At that time, finding a new coronavirus in the patient's sample would not have proven that it was that pathogen, and not a different virus or bacteria, that was causing his illness, Dr. Andersen said, although it would have been a reasonable hypothesis.
That consideration seemed to weigh on Chinese scientists studying samples from the first patients. A researcher at a Chinese commercial laboratory who worked with Dr. Ren wrote in a blog in late January 2020 that while she had identified a new virus in hospital samples, that alone did not prove that the virus was causing cases of pneumonia, which slowed down an official investigation. advertisement.
In early 2020, the Chinese government also issued directives discouraging certain lines of scientific research and restricted the release of data on the virus.
Even once the virus's genetic code was sent to the US repository, it would have been difficult for US officials working on the research-oriented database to notice. The repository contains hundreds of millions of genetic sequences. Much of the selection process is automated.
And at least until Chinese officials started sounding the alarm in late December 2019, almost no one would have known to look for a new coronavirus among the piles of submissions.

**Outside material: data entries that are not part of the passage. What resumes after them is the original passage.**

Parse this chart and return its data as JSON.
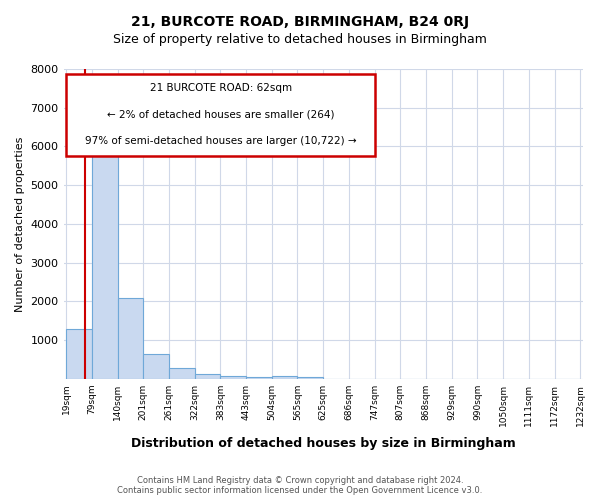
{
  "title": "21, BURCOTE ROAD, BIRMINGHAM, B24 0RJ",
  "subtitle": "Size of property relative to detached houses in Birmingham",
  "xlabel": "Distribution of detached houses by size in Birmingham",
  "ylabel": "Number of detached properties",
  "footer_line1": "Contains HM Land Registry data © Crown copyright and database right 2024.",
  "footer_line2": "Contains public sector information licensed under the Open Government Licence v3.0.",
  "bin_labels": [
    "19sqm",
    "79sqm",
    "140sqm",
    "201sqm",
    "261sqm",
    "322sqm",
    "383sqm",
    "443sqm",
    "504sqm",
    "565sqm",
    "625sqm",
    "686sqm",
    "747sqm",
    "807sqm",
    "868sqm",
    "929sqm",
    "990sqm",
    "1050sqm",
    "1111sqm",
    "1172sqm",
    "1232sqm"
  ],
  "bar_heights": [
    1300,
    6500,
    2100,
    630,
    280,
    130,
    80,
    40,
    80,
    50,
    0,
    0,
    0,
    0,
    0,
    0,
    0,
    0,
    0,
    0
  ],
  "bar_color": "#c9d9f0",
  "bar_edge_color": "#6fa8d8",
  "property_line_x": 0.72,
  "property_line_color": "#cc0000",
  "ylim": [
    0,
    8000
  ],
  "yticks": [
    0,
    1000,
    2000,
    3000,
    4000,
    5000,
    6000,
    7000,
    8000
  ],
  "annotation_text_line1": "21 BURCOTE ROAD: 62sqm",
  "annotation_text_line2": "← 2% of detached houses are smaller (264)",
  "annotation_text_line3": "97% of semi-detached houses are larger (10,722) →",
  "annotation_box_color": "#cc0000",
  "background_color": "#ffffff",
  "grid_color": "#d0d8e8"
}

“At the time, there was no way for anyone at NCBI to realize the importance of that,” said Alexander Crits-Christoph, a computational biologist, referring to the NIH center that runs GenBank. Beyond that, he said, genetic repositories like GenBank must be careful about publishing sequences, since researchers often use the same data to prepare journal articles.
Still, some scientists believe that U.S. and global health officials have been slow to modernize databases like GenBank to allow them to tap into sequences that could have critical public health implications.
Such a database could, for example, automatically search for new pathogens whose genetic codes overlap with those known to be dangerous, Dr. Kamil said. And it could ensure that those sequences circulate more widely, even as health officials wait for missing details or reviews.
“Give concierge attention to those sequences, my goodness,” he said. “Why haven't the agencies in charge of public health or global health stepped up their game and said, 'This is the year 2024, we need to be safer so things like this don't happen again'?”